Aune era un hombre grande por varias razones. Era obeso, medía casi dos metros y estaba considerado como el psicólogo más competente del país, dentro de su campo, que no eran los trastornos de personalidad. Pese a todo, Aune era un hombre sabio y había ayudado a Harry en otros casos.

A juzgar por su semblante, era un hombre abierto y amable, y Harry solía decirse que Aune era, en el fondo, demasiado humano, demasiado vulnerable, demasiado «normal» para resultar ileso después de combatir en el campo de batalla que es el alma humana. En una ocasión en que le preguntó, Aune contestó que por supuesto que no salía ileso. Pero ¿quién lo hacía?

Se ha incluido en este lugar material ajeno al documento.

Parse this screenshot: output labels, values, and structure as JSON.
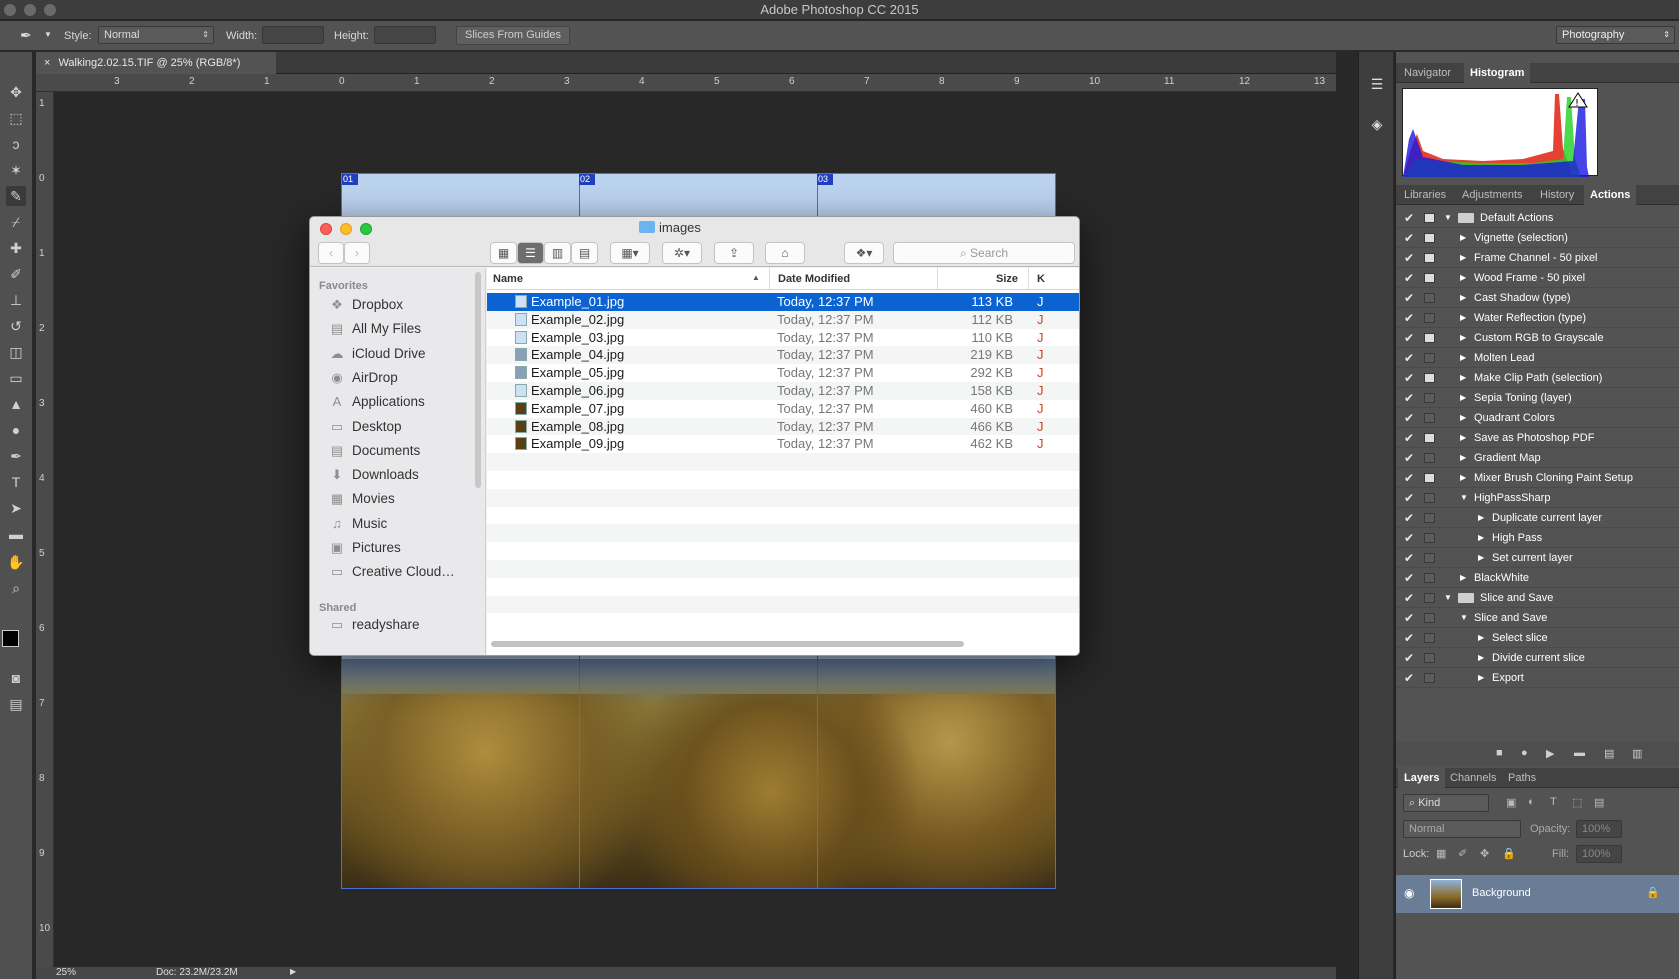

Ahora estaba concentrado y escuchaba atento la exposición de Harry. Sobre la muerte por arma blanca de Hallgrim Dale, sobre el asesinato de Ellen Gjelten y sobre el atentado contra Bernt Brandhaug. Harry le habló además de Even Juul, según el cual debían buscar a un excombatiente del frente, una teoría que probablemente se presentaba como la más sólida pues Brandhaug fue asesinado el día después de que sus declaraciones aparecieran en el diario Dagbladet. Y, para concluir, lo puso al corriente de la desaparición de Signe Juul.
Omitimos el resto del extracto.